24 octobre 2018

Evitons le dévoiement de MIF2

Carte blanche à Benoist Lombard, Président de la Chambre nationale des conseils en gestion de patrimoine (CNCGP), associé gérant Witam Multi Family Office

 

« Evitons le dévoiement de MIF II »

 

C’était à prévoir, certains établissements n’ont pas manqué le coche. Ils ont trouvé dans l’entrée en vigueur de la directive MIF II l’opportunité d’interdire le commissionnement sur les frais de gestion des mandats souscrits au sein de comptes-titres. De leur côté, le calcul est vite fait.
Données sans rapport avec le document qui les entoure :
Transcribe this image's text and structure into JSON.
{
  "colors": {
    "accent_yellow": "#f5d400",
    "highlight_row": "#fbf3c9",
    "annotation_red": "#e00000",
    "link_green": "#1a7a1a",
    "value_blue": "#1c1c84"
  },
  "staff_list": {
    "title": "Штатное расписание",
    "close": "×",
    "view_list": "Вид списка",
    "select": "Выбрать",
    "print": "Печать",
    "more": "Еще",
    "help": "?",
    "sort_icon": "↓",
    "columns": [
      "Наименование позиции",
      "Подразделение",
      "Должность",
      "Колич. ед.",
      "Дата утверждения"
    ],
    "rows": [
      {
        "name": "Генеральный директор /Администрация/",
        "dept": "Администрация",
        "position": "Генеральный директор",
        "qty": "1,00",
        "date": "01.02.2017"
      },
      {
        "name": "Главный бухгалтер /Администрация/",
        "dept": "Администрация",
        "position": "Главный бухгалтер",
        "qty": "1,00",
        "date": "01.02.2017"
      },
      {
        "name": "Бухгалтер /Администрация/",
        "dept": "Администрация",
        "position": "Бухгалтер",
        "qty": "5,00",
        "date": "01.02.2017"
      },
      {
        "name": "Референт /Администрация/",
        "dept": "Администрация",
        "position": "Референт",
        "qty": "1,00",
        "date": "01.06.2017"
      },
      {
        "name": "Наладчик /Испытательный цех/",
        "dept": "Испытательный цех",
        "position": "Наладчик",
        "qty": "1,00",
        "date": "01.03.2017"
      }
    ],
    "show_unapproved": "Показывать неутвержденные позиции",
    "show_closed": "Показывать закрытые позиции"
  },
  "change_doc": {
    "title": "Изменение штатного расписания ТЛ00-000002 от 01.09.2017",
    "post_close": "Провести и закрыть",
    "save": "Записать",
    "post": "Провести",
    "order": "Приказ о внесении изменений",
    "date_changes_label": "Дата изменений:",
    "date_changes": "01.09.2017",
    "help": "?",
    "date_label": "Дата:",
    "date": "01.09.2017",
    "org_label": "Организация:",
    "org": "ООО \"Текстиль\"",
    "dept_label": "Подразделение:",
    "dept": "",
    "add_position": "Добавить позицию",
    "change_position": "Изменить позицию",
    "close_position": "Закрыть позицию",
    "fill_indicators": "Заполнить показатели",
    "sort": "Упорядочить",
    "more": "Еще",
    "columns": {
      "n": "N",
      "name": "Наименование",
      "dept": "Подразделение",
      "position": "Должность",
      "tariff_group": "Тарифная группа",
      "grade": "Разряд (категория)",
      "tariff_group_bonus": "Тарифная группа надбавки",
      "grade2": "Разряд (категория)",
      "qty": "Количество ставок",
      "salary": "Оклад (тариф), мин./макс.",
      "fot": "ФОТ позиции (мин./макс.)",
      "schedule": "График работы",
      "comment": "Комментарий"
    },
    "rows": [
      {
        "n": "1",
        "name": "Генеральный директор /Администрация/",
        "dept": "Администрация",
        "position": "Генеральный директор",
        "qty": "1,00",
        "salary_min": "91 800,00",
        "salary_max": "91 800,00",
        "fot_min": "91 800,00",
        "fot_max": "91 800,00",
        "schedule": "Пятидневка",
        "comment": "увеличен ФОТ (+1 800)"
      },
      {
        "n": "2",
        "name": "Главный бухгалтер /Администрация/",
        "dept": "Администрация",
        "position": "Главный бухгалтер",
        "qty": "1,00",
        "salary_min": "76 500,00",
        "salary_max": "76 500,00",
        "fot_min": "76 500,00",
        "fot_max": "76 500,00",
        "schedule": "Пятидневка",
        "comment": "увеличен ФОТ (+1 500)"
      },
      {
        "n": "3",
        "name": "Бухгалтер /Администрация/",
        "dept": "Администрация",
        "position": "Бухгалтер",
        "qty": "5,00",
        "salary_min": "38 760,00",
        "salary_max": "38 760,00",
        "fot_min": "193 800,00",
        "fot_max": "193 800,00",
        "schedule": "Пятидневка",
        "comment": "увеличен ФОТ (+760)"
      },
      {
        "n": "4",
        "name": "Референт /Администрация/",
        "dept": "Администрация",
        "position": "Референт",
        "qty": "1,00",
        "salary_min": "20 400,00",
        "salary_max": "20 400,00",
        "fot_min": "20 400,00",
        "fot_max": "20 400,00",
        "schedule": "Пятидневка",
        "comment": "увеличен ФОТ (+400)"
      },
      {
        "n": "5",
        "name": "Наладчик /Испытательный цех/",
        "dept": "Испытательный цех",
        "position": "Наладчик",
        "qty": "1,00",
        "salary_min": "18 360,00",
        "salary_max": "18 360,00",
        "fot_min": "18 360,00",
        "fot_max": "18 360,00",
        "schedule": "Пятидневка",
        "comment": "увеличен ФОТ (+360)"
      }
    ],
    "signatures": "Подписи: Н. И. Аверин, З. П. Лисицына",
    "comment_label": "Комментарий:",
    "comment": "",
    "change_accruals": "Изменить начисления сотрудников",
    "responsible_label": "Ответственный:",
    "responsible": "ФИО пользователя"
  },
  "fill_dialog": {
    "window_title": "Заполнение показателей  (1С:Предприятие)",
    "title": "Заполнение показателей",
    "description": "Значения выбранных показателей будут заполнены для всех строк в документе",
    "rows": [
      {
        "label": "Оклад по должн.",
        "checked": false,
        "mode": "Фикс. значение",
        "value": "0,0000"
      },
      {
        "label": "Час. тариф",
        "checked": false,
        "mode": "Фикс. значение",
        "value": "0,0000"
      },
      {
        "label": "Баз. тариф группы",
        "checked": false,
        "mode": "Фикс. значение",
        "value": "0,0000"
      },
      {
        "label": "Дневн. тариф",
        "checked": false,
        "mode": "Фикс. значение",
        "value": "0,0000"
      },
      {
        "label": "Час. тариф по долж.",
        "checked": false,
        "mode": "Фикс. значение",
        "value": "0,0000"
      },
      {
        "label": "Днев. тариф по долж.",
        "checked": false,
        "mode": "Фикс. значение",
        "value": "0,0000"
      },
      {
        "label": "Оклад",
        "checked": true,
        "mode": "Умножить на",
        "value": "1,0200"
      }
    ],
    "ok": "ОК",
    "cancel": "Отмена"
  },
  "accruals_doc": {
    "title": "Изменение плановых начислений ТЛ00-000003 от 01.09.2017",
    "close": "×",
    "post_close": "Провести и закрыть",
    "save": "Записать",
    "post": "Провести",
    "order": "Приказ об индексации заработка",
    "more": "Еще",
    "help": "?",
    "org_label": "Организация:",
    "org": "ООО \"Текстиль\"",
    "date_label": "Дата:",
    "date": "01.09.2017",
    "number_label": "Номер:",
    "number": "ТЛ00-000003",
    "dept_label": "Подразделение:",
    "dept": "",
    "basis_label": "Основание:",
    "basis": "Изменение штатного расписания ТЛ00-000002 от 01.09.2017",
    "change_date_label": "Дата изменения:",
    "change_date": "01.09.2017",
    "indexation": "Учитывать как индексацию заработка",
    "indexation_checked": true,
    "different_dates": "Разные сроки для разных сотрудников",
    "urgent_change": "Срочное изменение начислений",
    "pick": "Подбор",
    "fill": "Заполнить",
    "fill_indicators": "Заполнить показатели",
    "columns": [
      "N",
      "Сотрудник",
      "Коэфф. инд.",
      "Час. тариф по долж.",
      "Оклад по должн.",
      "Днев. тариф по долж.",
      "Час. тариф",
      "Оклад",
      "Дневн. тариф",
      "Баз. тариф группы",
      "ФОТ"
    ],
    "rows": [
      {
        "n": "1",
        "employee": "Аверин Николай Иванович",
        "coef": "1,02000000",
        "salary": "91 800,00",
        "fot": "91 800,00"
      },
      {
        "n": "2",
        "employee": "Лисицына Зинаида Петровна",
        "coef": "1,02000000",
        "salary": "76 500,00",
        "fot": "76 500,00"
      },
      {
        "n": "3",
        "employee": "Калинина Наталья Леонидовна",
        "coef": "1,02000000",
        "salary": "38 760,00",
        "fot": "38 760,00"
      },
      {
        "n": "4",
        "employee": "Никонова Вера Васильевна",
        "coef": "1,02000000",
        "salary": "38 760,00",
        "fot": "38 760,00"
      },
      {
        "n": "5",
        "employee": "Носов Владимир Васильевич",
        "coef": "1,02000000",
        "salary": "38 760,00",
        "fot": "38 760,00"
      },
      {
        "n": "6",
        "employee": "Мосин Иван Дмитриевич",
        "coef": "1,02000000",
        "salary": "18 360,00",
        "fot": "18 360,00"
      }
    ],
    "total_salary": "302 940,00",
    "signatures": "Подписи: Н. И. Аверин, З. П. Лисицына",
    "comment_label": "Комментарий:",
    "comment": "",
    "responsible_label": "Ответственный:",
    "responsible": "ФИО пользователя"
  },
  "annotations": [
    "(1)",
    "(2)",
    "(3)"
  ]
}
Puisqu’ils prennent à leur charge les opérations relatives à ces mandats, ils estiment ne plus être en mesure de justifier la rémunération du conseil en gestion de patrimoine (CGP). Pourtant, c’est bien sur la base de la préconisation de leur conseiller que ce client a confié un mandat de gestion à cette société. Pour appuyer son raisonnement, celle-ci fait valoir qu’elle assume toutes les règles MIF II, et cela de l’entrée en relation, au suivi et au contrôle des mandats. Sur cette base, ce fournisseur annonce qu’il n’est pas en mesure de démontrer au régulateur, qui en demanderait la preuve, qu’une rémunération basée sur les frais de gestion du mandat améliorerait la qualité du service rendu au client pendant toute la durée du mandat. Et on suit d’autant mieux le raisonnement qu’in fine, c’est ce même établissement qui conserve la main sur ces rémunérations.

Fort heureusement, cette position restrictive n’est partagée que par de rares partenaires commerciaux. Et pour cause, la directive MIF II maintient le principe du commissionnement dès lors qu’il est de nature à rémunérer un service à valeur ajoutée. Autrement dit, le CGP, en sa qualité de CIF, est en mesure d’être rétribué sur cette base dès lors qu’elle lui permet de se consacrer pleinement à son rôle de conseil et d’analyste, et d’orienter le mieux son client vers les différents services financiers, en lui prodiguant des avis qu’il n’aurait pas en l’absence de CIF. En cela, cette rémunération participe à l’amélioration du service client.

En quoi l’intervention du conseiller dans cette hypothèse est-elle singulière ? D’abord parce qu’il porte la responsabilité vis-à-vis de son client – celui qu’il a mis en relation avec un partenaire bancaire ou une société de gestion – de vérifier de manière régulière l’adéquation du produit ou des services souscrits auprès du prestataire. Autrement dit, la signature d’un mandat de gestion par un client d’un CGP ne remet pas en cause la relation continue qu’un CGP peut et doit avoir avec son client et au titre de laquelle, il mérite rémunération. Doit-on rappeler qu’un mandat de gestion est susceptible d’être résilié à tout moment ? Ou qu’il est susceptible d’être transféré en raison de la faiblesse des résultats obtenus ? D’ailleurs, un tel mandat n’a pas vocation à porter sur l’intégralité du patrimoine financier d’un client. Et une allocation optimisée doit nécessairement comporter d’autres actifs financiers ou immobiliers. Parce qu’il représente un élément au service d’une allocation financière globale, il est important de reconnaître que le service client est privilégié, c’est-à-dire « amélioré » selon la terminologie européenne.

Autre travail de recherche à valeur ajoutée, il revient au CGP d’analyser la pertinence des décisions d’investissement de cette société par rapport au profil qui a été déterminé et d’en assurer le « reporting ». Par exemple, celui-ci peut très bien proposer à son client la remise de rapports périodiques. Il peut tout aussi bien proposer une méthode d’évaluation indépendante du travail entrepris par la société de gestion sur le mandat.    

Dès lors, la pratique visant à effacer des conventions 2018 le barème de commissionnement sur les mandats de gestion souscrits au sein de comptes-titres est inappropriée. Bien au contraire, c’est le principe de rémunération dans la durée qui prévaut en contrepartie d’une justification par un service dans la durée.